November
Myth of unsolved mystery
Colour of smoke and shadow
What have you done
November
with October? last September?
Not even cold December
could resist your profound shudder—
your dark obsessions musty scent
distant rolls of thunder
Silent film on tiptoe—
Chaplin Bergman Pasolini—
heavy trains of thought
limping through me now
Deep in my throat’s forest
your oboe’s haunting timbre--
twisting tones of burnt sienna
living embers turned to ash
November
dismembered
hands pointing to
The Eleventh Hour
ever on the edge of slumber
your days of dead
were never numbered
Twilight
His love of open space
left blanks between his words
gaps between his teeth
silences within
All intervals in time--
the measure of height and width
the depth in which all things exist
and move moved in him--
a boundless three dimensional
journeying between the planets and the stars
the flat surfaces of his mind
How he distanced himself
from things and people
invading his terrain--
floor space parking space
objects and events which occurred
in the space which occupied him--the Absolute Space--
was beyond even him
Often he would go to great lengths
extending himself
the rings around his eyes--
sunken in their dark orbits
spinning
in some alternate Universe
Space
is relative to position and direction
he said
but only in the physical realm
The celestial beauty of inner space
is infinite
There is no separation between
sunrise and sunset
shadow and light
the dead and the living
Life belongs to both worlds
and to neither--
rests in the breath
inhabits the mystery
of here and oh so there
He said he said
taking one last drag
on his burnt-out cigarette
before he shut the door
behind him
Blew his brains out
in the hallway he did
Now, go to Hell !
he said
insomnia
that long grey yawn
that stretches you
beyond the pale
of your imagination
beyond the remote
of late-nite date nite
white noise Pink Floyd
God
I wish you were here
here
the cold breath of absent lovers
in bus terminals
in hospitals
in insane asylums
in graveyards
evaporates as smoke
or vapored angels
all
have disappeared through windows
beyond your trace--
those who you felt close to
but never really touched
the letter you wrote
but never mailed
to the suicide
whose heart you broke
reaches for your mind
just one last time
one last time
one last time
you roll another day
like a stale cigarette
in the all-nite diner of your soul--
a drunken masquerade on parade
in a dingy motel
just killing time
just killing time
let me entertain you
as death
floats around the room
paces the floor with the ticking clock
curls your blood and voyeurs
in and out of you
in and out of
twisted bed-sheets
dressers and drawers
shoes and socks
with two left feet
that know you
no better than strangers
it's the inverted world
where
night is day
and day is night
where
right is left
and wrong is right
in the blue and lonely hours
Mirror stares
at her own glass face
Antonia Alexandra Klimenko was first introduced on the BBC and to the literary world by the legendary James Meary Tambimuttu of Poetry London–-publisher of T.S. Eliot, Dylan Thomas, Henry Miller and Bob Dylan, to name a few. his death, it was his friend, the late great Kathleen Raine, who took an interest in her writing and encouraged her to publish.
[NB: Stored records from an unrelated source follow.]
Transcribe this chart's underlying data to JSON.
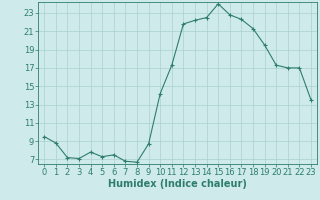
{
  "x": [
    0,
    1,
    2,
    3,
    4,
    5,
    6,
    7,
    8,
    9,
    10,
    11,
    12,
    13,
    14,
    15,
    16,
    17,
    18,
    19,
    20,
    21,
    22,
    23
  ],
  "y": [
    9.5,
    8.8,
    7.2,
    7.1,
    7.8,
    7.3,
    7.5,
    6.8,
    6.7,
    8.7,
    14.2,
    17.3,
    21.8,
    22.2,
    22.5,
    24.0,
    22.8,
    22.3,
    21.3,
    19.5,
    17.3,
    17.0,
    17.0,
    13.5
  ],
  "line_color": "#2e7d6e",
  "marker": "+",
  "marker_size": 3,
  "bg_color": "#ceeaea",
  "grid_color": "#aacfcf",
  "xlabel": "Humidex (Indice chaleur)",
  "xlim": [
    -0.5,
    23.5
  ],
  "ylim": [
    6.5,
    24.2
  ],
  "yticks": [
    7,
    9,
    11,
    13,
    15,
    17,
    19,
    21,
    23
  ],
  "xticks": [
    0,
    1,
    2,
    3,
    4,
    5,
    6,
    7,
    8,
    9,
    10,
    11,
    12,
    13,
    14,
    15,
    16,
    17,
    18,
    19,
    20,
    21,
    22,
    23
  ],
  "tick_color": "#2e7d6e",
  "label_color": "#2e7d6e",
  "axis_color": "#2e7d6e",
  "xlabel_fontsize": 7,
  "tick_fontsize": 6
}
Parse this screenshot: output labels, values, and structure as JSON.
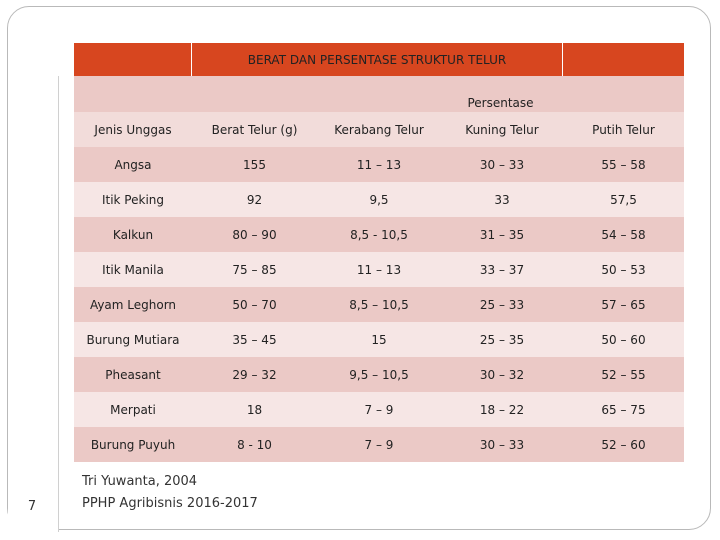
{
  "table": {
    "title": "BERAT DAN PERSENTASE  STRUKTUR TELUR",
    "group_header": "Persentase",
    "columns": [
      "Jenis Unggas",
      "Berat Telur (g)",
      "Kerabang Telur",
      "Kuning Telur",
      "Putih Telur"
    ],
    "rows": [
      [
        "Angsa",
        "155",
        "11 – 13",
        "30 – 33",
        "55 – 58"
      ],
      [
        "Itik Peking",
        "92",
        "9,5",
        "33",
        "57,5"
      ],
      [
        "Kalkun",
        "80 – 90",
        "8,5  - 10,5",
        "31 – 35",
        "54 – 58"
      ],
      [
        "Itik Manila",
        "75 – 85",
        "11 – 13",
        "33 – 37",
        "50 – 53"
      ],
      [
        "Ayam Leghorn",
        "50 – 70",
        "8,5 – 10,5",
        "25 – 33",
        "57 – 65"
      ],
      [
        "Burung Mutiara",
        "35 – 45",
        "15",
        "25 – 35",
        "50 – 60"
      ],
      [
        "Pheasant",
        "29 – 32",
        "9,5 – 10,5",
        "30 – 32",
        "52 – 55"
      ],
      [
        "Merpati",
        "18",
        "7 – 9",
        "18 – 22",
        "65 – 75"
      ],
      [
        "Burung Puyuh",
        "8  - 10",
        "7 – 9",
        "30 – 33",
        "52 – 60"
      ]
    ]
  },
  "footer": {
    "author": "Tri Yuwanta, 2004",
    "course": "PPHP Agribisnis 2016-2017"
  },
  "page_number": "7",
  "colors": {
    "header": "#d7461f",
    "row_dark": "#ebc9c6",
    "row_light": "#f6e6e5"
  }
}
A nominee for the Pushcart Prize, The Best of the Net, and a former San Francisco Poetry Slam Champion, she is widely published. Her work has appeared in (among others) XXI Century World Literature (which she represents France) and Maintenant : Journal of Contemporary Dada Writing and Art archived at the Smithsonian Institution in Washington, D.C. and New York’s Museum of Modern Art. She is the recipient of two grants: one from Poets in Need, of which Michael (100 Thousand Poets for Change) Rothenberg is a co-founder; the second—the 2018 Generosity Award bestowed on her by Kathleen Spivack and Joseph Murray for her outstanding service to international writers through SpokenWord Paris where she is Writer/ Poet in Residence. Her collected poems On the Way to Invisible is forthcoming in 2023.